# Pepsi's photo's!



## XxSoulShotsxX (Jan 8, 2013)

Background about her name: Was drinking A pepsi when I went to go pick her up from a breeder! :lol: . She is about a year and two months old, and very, very spoiled. She is so sweet too (although she tends to poop on you)! I thought she had mites, but she was allergic to this toy I had in there. Problem solved!

Some pics 














































The picture with the igloo is her bath time!

She lives in an octopus!

Her going into the octo:










Kitchen area. She uses the bowl and the waterbottle too. I might mount the bottle near her wheel. Dunno yet.










Poopy wheel and litterbox! (I need to clean that!)










Entire cage. (Yes that's a lamp on top, she also has a heating pad under her octo. Theres some fleece in the octo. I'm probably going to get a couple fleece liners for the cage soon.


----------



## Avarris (Dec 3, 2012)

You have a really awesome set up. Pepsi is adorable, looks like you are getting the Stink-eye in the first picture. :lol: . I LOVE the octopus. Did you make that or order it from somewhere? My Pippin is an Uber-burrower/digger, and I think she'd really put some miles on something like this!


----------



## momIImany (Oct 14, 2012)

Nice setup. Pepsi is cute. I agree, I'd get rid of the bedding and go fleece. :lol:


----------



## XxSoulShotsxX (Jan 8, 2013)

I got the octo from A pet store. Its Marshall's Ferret octoplay or something. I got it because I figured she'd like crawling through the legs.


----------



## SouthernSweet (Jul 25, 2012)

hehe that bath face


----------



## shetland (Sep 2, 2008)

Pepsi is an angel and certainly deserves to be spoiled! Her little face peeking out of the sink is priceless!


----------



## XxSoulShotsxX (Jan 8, 2013)

She's certainly an angel until she starts poopin' on the couch.


----------



## momIImany (Oct 14, 2012)

Put a fleece blanket down first. It's easier to clean up.


----------



## bluebyrd333 (Dec 28, 2012)

Pepsi is adorable! The 3rd picture of her in the sink made me burst out laughing :lol: !!!!


----------



## XxSoulShotsxX (Jan 8, 2013)

*New cage layout!*

I got a new cage layout, and I'm pretty proud of it. I love fleece, its so much better!

Hog supply bin! I use the bedding for litter now.










Entire cage.










Clean octopus!










Wheel and litterbox.










The kitchen is the same as it was before.
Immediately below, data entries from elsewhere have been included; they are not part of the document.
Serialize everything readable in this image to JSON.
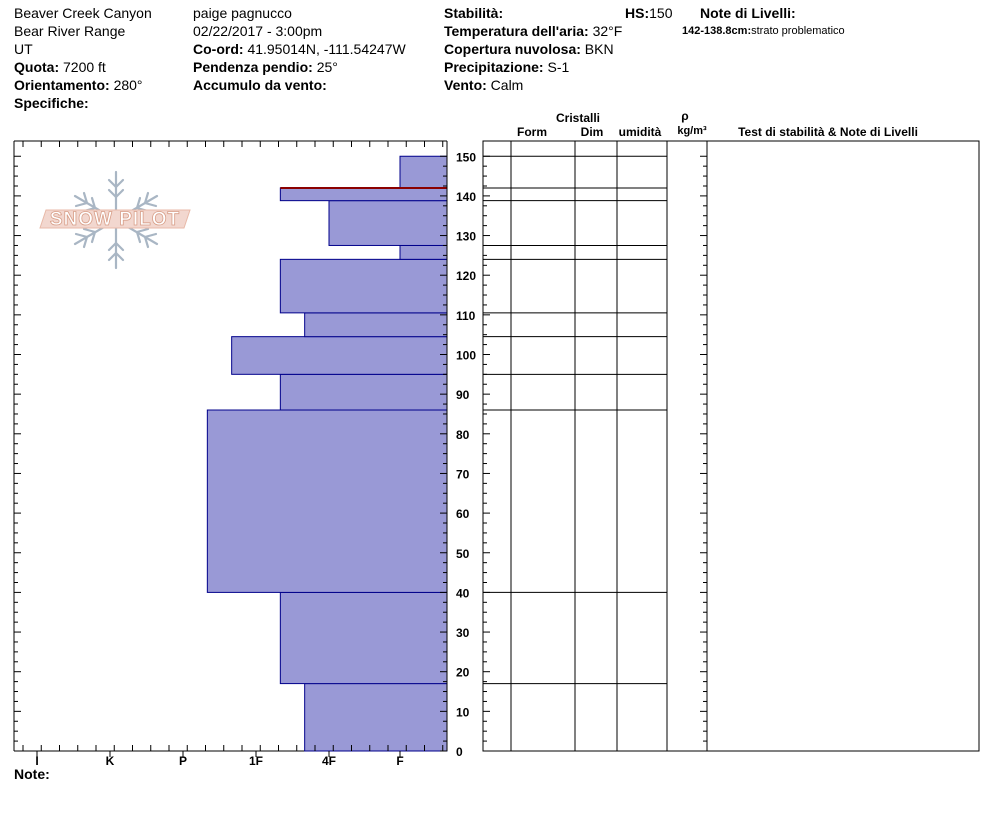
{
  "header": {
    "location": "Beaver Creek Canyon",
    "range": "Bear River Range",
    "state": "UT",
    "elevation_label": "Quota:",
    "elevation": "7200 ft",
    "aspect_label": "Orientamento:",
    "aspect": "280°",
    "specifics_label": "Specifiche:",
    "observer": "paige pagnucco",
    "datetime": "02/22/2017 - 3:00pm",
    "coords_label": "Co-ord:",
    "coords": "41.95014N, -111.54247W",
    "slope_label": "Pendenza pendio:",
    "slope": "25°",
    "wind_loading_label": "Accumulo da vento:",
    "stability_label": "Stabilità:",
    "air_temp_label": "Temperatura dell'aria:",
    "air_temp": "32°F",
    "sky_label": "Copertura nuvolosa:",
    "sky": "BKN",
    "precip_label": "Precipitazione:",
    "precip": "S-1",
    "wind_label": "Vento:",
    "wind": "Calm",
    "hs_label": "HS:",
    "hs": "150",
    "layer_notes_label": "Note di Livelli:",
    "layer_note_range": "142-138.8cm:",
    "layer_note_text": "strato problematico",
    "notes_label": "Note:"
  },
  "columns": {
    "crystals": "Cristalli",
    "form": "Form",
    "size": "Dim",
    "moisture": "umidità",
    "density_symbol": "ρ",
    "density_unit": "kg/m³",
    "stability_notes": "Test di stabilità & Note di Livelli"
  },
  "logo_text": "SNOW PILOT",
  "colors": {
    "layer_fill": "#9999d6",
    "layer_stroke": "#00008b",
    "problem_layer": "#8b0000"
  },
  "chart_data": {
    "type": "bar",
    "orientation": "horizontal",
    "x_axis_categories": [
      "I",
      "K",
      "P",
      "1F",
      "4F",
      "F"
    ],
    "y_axis": {
      "unit": "cm",
      "range": [
        0,
        150
      ],
      "ticks": [
        0,
        10,
        20,
        30,
        40,
        50,
        60,
        70,
        80,
        90,
        100,
        110,
        120,
        130,
        140,
        150
      ]
    },
    "layers": [
      {
        "bottom": 0,
        "top": 17,
        "hardness": "4F+"
      },
      {
        "bottom": 17,
        "top": 40,
        "hardness": "1F-"
      },
      {
        "bottom": 40,
        "top": 86,
        "hardness": "P-"
      },
      {
        "bottom": 86,
        "top": 95,
        "hardness": "1F-"
      },
      {
        "bottom": 95,
        "top": 104.5,
        "hardness": "1F+"
      },
      {
        "bottom": 104.5,
        "top": 110.5,
        "hardness": "4F+"
      },
      {
        "bottom": 110.5,
        "top": 124,
        "hardness": "1F-"
      },
      {
        "bottom": 124,
        "top": 127.5,
        "hardness": "F"
      },
      {
        "bottom": 127.5,
        "top": 138.8,
        "hardness": "4F"
      },
      {
        "bottom": 138.8,
        "top": 142,
        "hardness": "1F-"
      },
      {
        "bottom": 142,
        "top": 150,
        "hardness": "F"
      }
    ],
    "problem_layer": {
      "top": 142,
      "bottom": 138.8
    },
    "layer_boundaries": [
      17,
      40,
      86,
      95,
      104.5,
      110.5,
      124,
      127.5,
      138.8,
      142,
      150
    ]
  }
}
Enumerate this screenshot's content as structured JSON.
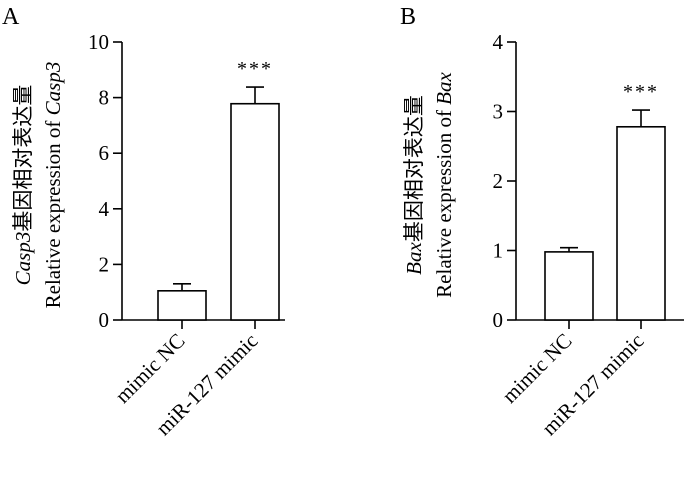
{
  "chart_data": [
    {
      "type": "bar",
      "panel_label": "A",
      "categories": [
        "mimic NC",
        "miR-127 mimic"
      ],
      "values": [
        1.05,
        7.78
      ],
      "errors": [
        0.25,
        0.6
      ],
      "significance": [
        "",
        "***"
      ],
      "ylim": [
        0,
        10
      ],
      "yticks": [
        0,
        2,
        4,
        6,
        8,
        10
      ],
      "ylabel_line1": {
        "gene": "Casp3",
        "suffix": "基因相对表达量"
      },
      "ylabel_line2": {
        "prefix": "Relative expression of ",
        "gene": "Casp3"
      },
      "xlabel": ""
    },
    {
      "type": "bar",
      "panel_label": "B",
      "categories": [
        "mimic NC",
        "miR-127 mimic"
      ],
      "values": [
        0.98,
        2.78
      ],
      "errors": [
        0.06,
        0.24
      ],
      "significance": [
        "",
        "***"
      ],
      "ylim": [
        0,
        4
      ],
      "yticks": [
        0,
        1,
        2,
        3,
        4
      ],
      "ylabel_line1": {
        "gene": "Bax",
        "suffix": "基因相对表达量"
      },
      "ylabel_line2": {
        "prefix": "Relative expression of ",
        "gene": "Bax"
      },
      "xlabel": ""
    }
  ]
}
Bonus: Dog discovers hedgehog.


----------



## bugster (Aug 18, 2012)

That is a pretty long name story! Phew, I hardly kept up with it. Jk. Pepsi is sooo cute. Love the new cage set-up.


----------



## msredhead (Sep 28, 2012)

Omgosh, the picture of in the sink- haha <3

Love your cage setup as well... and the octopus? LOVE! How big is the little one? I would love to get that for Auri, but I'm afraid she'd get stuck in there somehow


----------